What I do in this situation is not libate the watered wine. Rather I dip my right hand in the watered wine and sprinkle the watered wine over the gravels.
As for celebration, I have a minor celebration which I do every fourth Sunday. Every first Saturday or Sunday of every month ( or the first day I am off work of every month, that is highly variable ) I will put a small bowl on top of the altar.
Now I have prepared beforehand either barley or a mixture of grains.
I will with clean hands go forth to the altar and say, “Oh Agathos Daemon, Guardian Spirit, Good Spirit. I thank you for your protection. I thank you for your bounty. I thank you for the good you have given to me. Please accept this offering of grains. Let it be worthy to you.”
I will then fill up the bowl to the brim. Then I will then lift the bowl from the altar, walk out of the house with the bowl then put it down on the lawn and say, “Oh Agathos Daemon, you who love sparrows and all creatures of air, please come and take this offering of grains.”
Then I step back and walk away and leave the birds to take the offering on behalf of my personal daemon.
Now at work I also have another altar to the Agathos Daemon but this one is less conspicuous. It is a small lidded jar altar which I keep alongside my other cookie jar altar to Zeus Meilikhios.
To me it is important to honor the Agathos Daemon at work as where else do we need the guidance of the daemon more than at work?

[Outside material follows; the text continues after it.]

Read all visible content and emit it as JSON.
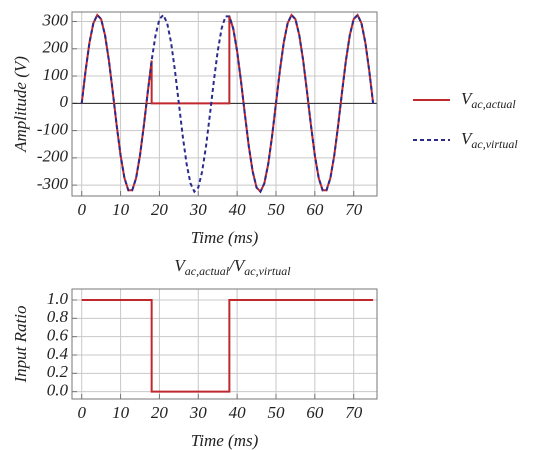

This lidded jar has a picture of a small grass snake. It is a really small lidded jar. This is my altar to the Agathos Daemon as my protector.
Now I have sweets at work, not because I eat them (I hardly ever eat sweets) but because I tend to offer them to people.
Everyday I will make an offering of sweets to both Zeus Meilikhios and to the Agathos Daemons, though I consider them separate rituals.
In the case of the Agathos Daemon here is my ritual.
“Oh Agathos Daemon, hear my prayers. Please guide me and give me the means so that I may do well at work today. Please accept this offering of sweet. May it be worthy of you. Thank you.”
Now when the jar is full I then start the festivity to honor my personal Agathos Daemon. Since I have offered the sweets I cannot myself partake in what has been given (that which is offered cannot be taken back). However it does not mean that others cannot partake in it.
When the jar is nearly full to the brim I usually lift up the jar and pray, “Good Spirit, bringer of bounty and goodness, bringer of health and wealth, today let us share and celebrate your bountiful nature. Today I thank you for granting me the means to honor you oh Guardian Spirit with this much sweets. I pray that you continue to shower blessings on me. Let us celebrate this by spreading the joy around. Thank you.”
With this I tip the jar out and offer the sweets to my colleagues on one big plate. I personally discovered that my Agathos Daemon is always delighted by this. He considers this to be a form of celebration as do I.
I do have a similar ritual with Zeus Meilikhios except in the case of Zeus Meilikhios I do divination first.
This is how I honor my personal Agathos Daemon.
I hope the above essay and my personal worship style to the Agathos Daemon will help one in honoring and celebrating this divinity.